The story so far…
Week 5: Make or Mar / Three-Card Trick
A Flemish musician who was a chorister at York Place. Wolsey thinks of sending him to Anne as a gift. Clearly, Smeaton doesn’t know that Cromwell speaks Flemish, or maybe he would be more careful when whispering about Anne’s lovers. But no hard facts. Nothing Cromwell can use.
Week 6: Entirely Beloved Cromwell (Part 1)
The musician is at York Place with Anne Boleyn. He is happy and doesn’t miss the cardinal. Cromwell thinks: I think of you, Mark. You called me a felon and a murderer.
Week 9: Arrange Your Face (Part 2)
When visiting Anne, Cromwell flicks a finger against Mark’s head. “Cheer it up, can’t you?” Mark is playing something doleful on his lute. Anne doesn’t seem to know his name.
Later, Harry Norris says Francis Weston “is jealous of a boy she brings in to sing for us some nights.” Is that Mark?
Week 10: 'Alas, What Shall I Do For Love?' (Part 1)
The goggle-eyed lute-player is still with Anne Boleyn. “He’s a sweet boy,” says Mary Boleyn.
Week 14: Devil’s Spit / A Painter’s Eye
Cromwell and Lady Rochford share a “pointless dislike of Mark.”
‘He sticks like a burr to his betters. He does not know his place. He is a jumped-up nobody, taking his chances because the times are disordered.’
So says Lady Rochford. She sees him act as go-between for George and Anne, as the queen seeks novelty away from the king’s “stale” bed. Smeaton is paid in “pearl buttons and comfit boxes and feathers for his hat.”
Looking at the painting of himself, Cromwell says: “I fear Mark was right… I once heard him say I looked like a murderer.”
Gregory Cromwell says: “Did you not know?”
Week 18: Falcons
What man could find out what women talk about? Mark, dressed as a woman?

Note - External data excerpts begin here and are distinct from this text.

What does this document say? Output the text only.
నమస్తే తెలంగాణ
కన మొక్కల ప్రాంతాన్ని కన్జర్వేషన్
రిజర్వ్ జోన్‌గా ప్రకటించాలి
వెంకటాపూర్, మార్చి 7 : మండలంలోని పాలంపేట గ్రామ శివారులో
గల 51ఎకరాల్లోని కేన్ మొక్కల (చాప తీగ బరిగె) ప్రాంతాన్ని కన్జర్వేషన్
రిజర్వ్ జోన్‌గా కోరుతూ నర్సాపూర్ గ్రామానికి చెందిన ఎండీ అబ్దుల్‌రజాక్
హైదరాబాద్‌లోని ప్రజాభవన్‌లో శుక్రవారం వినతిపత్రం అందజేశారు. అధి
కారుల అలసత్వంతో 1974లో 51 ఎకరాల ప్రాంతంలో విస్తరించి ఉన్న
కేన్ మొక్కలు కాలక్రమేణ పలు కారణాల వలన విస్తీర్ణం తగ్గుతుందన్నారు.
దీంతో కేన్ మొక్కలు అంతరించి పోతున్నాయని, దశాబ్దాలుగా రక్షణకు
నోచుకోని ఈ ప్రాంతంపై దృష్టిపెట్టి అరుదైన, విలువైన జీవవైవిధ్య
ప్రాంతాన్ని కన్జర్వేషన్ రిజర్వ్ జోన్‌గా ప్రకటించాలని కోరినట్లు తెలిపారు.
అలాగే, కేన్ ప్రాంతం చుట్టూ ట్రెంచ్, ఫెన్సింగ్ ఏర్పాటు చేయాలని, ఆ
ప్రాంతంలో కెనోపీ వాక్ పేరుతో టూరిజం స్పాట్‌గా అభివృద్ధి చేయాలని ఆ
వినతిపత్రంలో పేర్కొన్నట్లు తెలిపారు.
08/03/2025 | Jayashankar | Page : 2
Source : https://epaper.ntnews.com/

‘Oh,’ Jane says, ‘Mark’s with us anyway. He’s always loitering. We barely count him a man. If you want to know our secrets, ask Mark.
Week 20: Crows (Part 2)
Mark outside the queen’s chambers.
What brings Mark here? He is without musical instruments as an excuse, and he is got up as gorgeously as any of the young lords who wait on Anne. Is there justice? he wonders. Mark does naught and gets more bonny each time I see him, and I do evverything and get more grey and paunchy by the day.
Smeaton seems less proud and asks Cromwell for work, calling himself and Cromwell, ‘we lesser men.’